353 When deleting a staged entry (either by DropKey, ResetBranch, DeleteBranch) we will perform Hard Delete of object only in case
354 the entry is not locked.
355
356 ### Flows
357
358 #### Move operation
359 1. Get entry
360 2. "Lock" entry (`SetIf`)
361 3. Copy entry to new path on current staging token
362 4. Delete old entry
363 5. "Unlock" entry (new entry)
364
365 #### Upload Object
366
367 1. Get entry
368 2. "Lock" entry if exists (override scenario) (`SetIf`)
369 3. Write blob
370 4. Add staged entry (or update)
371 5. Delete physical address if previously existed
372
373 #### Delete Object
374 1. Get entry
375 2. "Lock" entry (`SetIf`) to protect from delete - move race
376 3. Delete staging entry
377 4. Hard delete object
378
379 ### Races and issues
380
381 #### 1. Commit - Move Race
382 1. Start Move:
383 1. Get entry
384 2. "Lock" entry
385 2. Start Commit:
386 1. Change staging token
387 2. write commit data (old entry path was written)
388 3. Move:
389 1. Create new entry on new staging token
390 2. Delete old entry
391 3. "Unlock" physical address
392
393 Now we have an uncommitted entry pointing to a committed physical address. If we reset the branch we will delete
394 committed data!
395
396 #### 2. Delete - Move Race
397 1. Start Delete:
398 1. Get entry
399 2. Check if not "locked"
400 2. Start Move:
401 1. Get entry
402 2. "Lock" entry
403 3. Copy entry to new path on current staging token
404 3. Delete:
405 1. Hard Delete object from store
406
407 In this situation we have an uncommitted entry which points to an invalid physical address.

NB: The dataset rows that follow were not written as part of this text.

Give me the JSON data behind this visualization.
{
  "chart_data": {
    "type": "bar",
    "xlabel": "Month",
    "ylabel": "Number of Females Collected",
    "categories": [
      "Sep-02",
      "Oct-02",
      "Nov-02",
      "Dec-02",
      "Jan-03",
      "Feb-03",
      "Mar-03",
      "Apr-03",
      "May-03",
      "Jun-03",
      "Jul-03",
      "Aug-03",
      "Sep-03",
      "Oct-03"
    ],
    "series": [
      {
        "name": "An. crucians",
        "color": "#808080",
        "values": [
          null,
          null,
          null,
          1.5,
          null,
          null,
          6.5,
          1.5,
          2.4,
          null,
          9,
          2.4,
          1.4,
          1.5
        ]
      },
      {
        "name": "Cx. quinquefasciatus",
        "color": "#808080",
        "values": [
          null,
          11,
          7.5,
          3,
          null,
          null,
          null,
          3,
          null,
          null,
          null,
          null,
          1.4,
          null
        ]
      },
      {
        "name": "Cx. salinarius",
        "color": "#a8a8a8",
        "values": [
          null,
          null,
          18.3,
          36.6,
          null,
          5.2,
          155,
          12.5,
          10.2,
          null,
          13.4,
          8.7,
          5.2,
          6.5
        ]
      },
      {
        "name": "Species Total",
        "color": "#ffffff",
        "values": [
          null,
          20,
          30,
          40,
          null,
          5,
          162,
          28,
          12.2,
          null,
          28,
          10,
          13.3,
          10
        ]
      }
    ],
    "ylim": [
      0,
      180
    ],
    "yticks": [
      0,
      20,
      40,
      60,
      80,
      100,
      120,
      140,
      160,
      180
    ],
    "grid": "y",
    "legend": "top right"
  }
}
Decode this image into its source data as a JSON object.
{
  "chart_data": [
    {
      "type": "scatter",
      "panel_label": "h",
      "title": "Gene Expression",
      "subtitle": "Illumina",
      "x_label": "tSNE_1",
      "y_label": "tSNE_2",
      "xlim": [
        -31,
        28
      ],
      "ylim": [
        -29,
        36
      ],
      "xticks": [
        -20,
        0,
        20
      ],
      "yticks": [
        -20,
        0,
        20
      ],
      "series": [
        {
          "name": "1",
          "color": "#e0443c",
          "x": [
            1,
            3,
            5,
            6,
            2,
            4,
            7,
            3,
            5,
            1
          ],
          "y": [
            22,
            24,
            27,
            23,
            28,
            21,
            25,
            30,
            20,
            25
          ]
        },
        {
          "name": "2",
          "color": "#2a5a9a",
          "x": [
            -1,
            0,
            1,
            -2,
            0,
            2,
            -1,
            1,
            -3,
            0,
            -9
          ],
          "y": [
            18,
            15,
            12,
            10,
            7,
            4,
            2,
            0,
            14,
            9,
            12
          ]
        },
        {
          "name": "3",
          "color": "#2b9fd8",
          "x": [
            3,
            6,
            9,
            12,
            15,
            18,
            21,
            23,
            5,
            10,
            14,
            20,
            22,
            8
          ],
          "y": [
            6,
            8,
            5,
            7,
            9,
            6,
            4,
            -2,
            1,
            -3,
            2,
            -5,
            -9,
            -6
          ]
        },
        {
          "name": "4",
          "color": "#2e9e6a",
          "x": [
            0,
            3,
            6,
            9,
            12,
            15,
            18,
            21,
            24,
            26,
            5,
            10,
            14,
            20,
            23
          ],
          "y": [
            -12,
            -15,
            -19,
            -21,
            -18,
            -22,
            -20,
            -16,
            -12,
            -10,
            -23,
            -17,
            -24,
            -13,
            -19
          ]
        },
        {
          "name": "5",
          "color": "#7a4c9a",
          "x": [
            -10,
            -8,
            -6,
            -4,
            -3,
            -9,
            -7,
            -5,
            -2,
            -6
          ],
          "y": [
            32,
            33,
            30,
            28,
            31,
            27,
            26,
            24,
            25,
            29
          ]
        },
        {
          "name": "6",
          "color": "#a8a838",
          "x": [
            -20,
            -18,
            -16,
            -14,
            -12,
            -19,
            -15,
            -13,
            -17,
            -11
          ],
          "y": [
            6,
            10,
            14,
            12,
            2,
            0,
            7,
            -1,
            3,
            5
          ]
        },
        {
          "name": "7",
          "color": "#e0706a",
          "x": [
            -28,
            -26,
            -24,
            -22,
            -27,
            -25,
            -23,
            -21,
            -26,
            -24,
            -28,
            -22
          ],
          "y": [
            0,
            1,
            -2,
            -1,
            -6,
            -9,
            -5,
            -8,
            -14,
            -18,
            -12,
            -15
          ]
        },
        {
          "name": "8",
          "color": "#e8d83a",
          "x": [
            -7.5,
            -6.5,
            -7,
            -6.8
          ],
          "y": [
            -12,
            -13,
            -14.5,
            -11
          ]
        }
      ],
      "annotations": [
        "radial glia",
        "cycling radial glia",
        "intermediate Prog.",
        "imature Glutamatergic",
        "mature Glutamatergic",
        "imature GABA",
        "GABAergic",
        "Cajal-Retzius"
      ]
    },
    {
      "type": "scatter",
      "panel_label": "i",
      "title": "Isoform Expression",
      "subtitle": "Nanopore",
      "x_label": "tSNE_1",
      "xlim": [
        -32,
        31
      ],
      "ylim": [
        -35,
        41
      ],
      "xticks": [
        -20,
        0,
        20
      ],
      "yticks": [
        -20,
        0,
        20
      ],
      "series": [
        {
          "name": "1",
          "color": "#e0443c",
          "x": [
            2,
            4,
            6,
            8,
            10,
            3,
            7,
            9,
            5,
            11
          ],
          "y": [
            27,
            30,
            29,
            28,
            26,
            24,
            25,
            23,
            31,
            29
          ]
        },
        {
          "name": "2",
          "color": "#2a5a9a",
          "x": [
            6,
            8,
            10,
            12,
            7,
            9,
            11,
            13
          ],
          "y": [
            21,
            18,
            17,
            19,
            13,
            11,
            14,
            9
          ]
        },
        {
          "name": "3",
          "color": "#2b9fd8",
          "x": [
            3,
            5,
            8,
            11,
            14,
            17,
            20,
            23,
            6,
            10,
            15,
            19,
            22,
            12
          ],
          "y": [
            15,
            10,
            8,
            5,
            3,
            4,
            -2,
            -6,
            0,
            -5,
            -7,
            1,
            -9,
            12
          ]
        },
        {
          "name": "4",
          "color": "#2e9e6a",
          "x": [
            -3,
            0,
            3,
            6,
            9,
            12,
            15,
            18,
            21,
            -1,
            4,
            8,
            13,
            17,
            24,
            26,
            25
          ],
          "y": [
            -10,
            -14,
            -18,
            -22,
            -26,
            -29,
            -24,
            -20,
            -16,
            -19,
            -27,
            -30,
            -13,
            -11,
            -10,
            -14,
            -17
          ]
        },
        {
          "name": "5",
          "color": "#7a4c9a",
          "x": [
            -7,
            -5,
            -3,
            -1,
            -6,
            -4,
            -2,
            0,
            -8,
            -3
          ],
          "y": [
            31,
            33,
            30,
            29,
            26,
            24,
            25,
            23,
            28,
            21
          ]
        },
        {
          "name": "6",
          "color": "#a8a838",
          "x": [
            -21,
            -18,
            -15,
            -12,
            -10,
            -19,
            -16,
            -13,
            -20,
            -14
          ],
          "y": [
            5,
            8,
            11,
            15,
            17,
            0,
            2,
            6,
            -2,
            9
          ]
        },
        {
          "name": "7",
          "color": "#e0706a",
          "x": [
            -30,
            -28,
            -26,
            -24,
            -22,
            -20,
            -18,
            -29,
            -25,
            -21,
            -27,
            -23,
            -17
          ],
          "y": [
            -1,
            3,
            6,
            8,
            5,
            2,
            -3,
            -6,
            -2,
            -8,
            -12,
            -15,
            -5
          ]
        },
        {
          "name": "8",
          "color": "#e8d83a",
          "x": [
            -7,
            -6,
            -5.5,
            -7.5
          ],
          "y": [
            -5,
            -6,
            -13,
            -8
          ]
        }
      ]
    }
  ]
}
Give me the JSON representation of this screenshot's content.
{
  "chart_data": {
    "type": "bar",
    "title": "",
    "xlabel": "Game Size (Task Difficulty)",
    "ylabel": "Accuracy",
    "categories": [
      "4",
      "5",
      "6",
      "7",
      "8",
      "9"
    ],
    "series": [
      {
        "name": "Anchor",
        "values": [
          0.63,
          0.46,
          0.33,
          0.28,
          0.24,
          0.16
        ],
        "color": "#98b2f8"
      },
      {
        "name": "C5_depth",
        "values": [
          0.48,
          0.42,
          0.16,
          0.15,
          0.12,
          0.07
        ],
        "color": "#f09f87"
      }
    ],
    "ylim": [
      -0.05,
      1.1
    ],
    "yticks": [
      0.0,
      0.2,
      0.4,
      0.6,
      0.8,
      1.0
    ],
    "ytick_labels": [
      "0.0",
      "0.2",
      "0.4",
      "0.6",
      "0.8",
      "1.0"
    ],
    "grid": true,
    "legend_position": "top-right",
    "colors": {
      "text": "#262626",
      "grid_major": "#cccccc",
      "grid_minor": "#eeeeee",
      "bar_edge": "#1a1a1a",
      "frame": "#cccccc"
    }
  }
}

408 **Resolved by locking the entry on delete flow as well**
409
410 #### 3. Concurrent Move
411 Concurrent move should be blocked as it may cause multiple pointers for the same physical address.
412 The most straightforward way to do so is to rely on the absence of the lock.
413 The problem with this approach is that permanently locked addresses (which is a protection mechanism in case of catastrophic failures)
414 can never be moved -which leads us to the stale lock problem.
415
416 #### 4. Stale lock problem
417 We use the lock mechanism to protect from race scenarios on Upload (override), Move and Delete. As such, an entry with a stale
418 lock will prevent us from performing any of these operations.
419 We can overcome it with a time based lock - but this might present additional challenges to the proposed solution.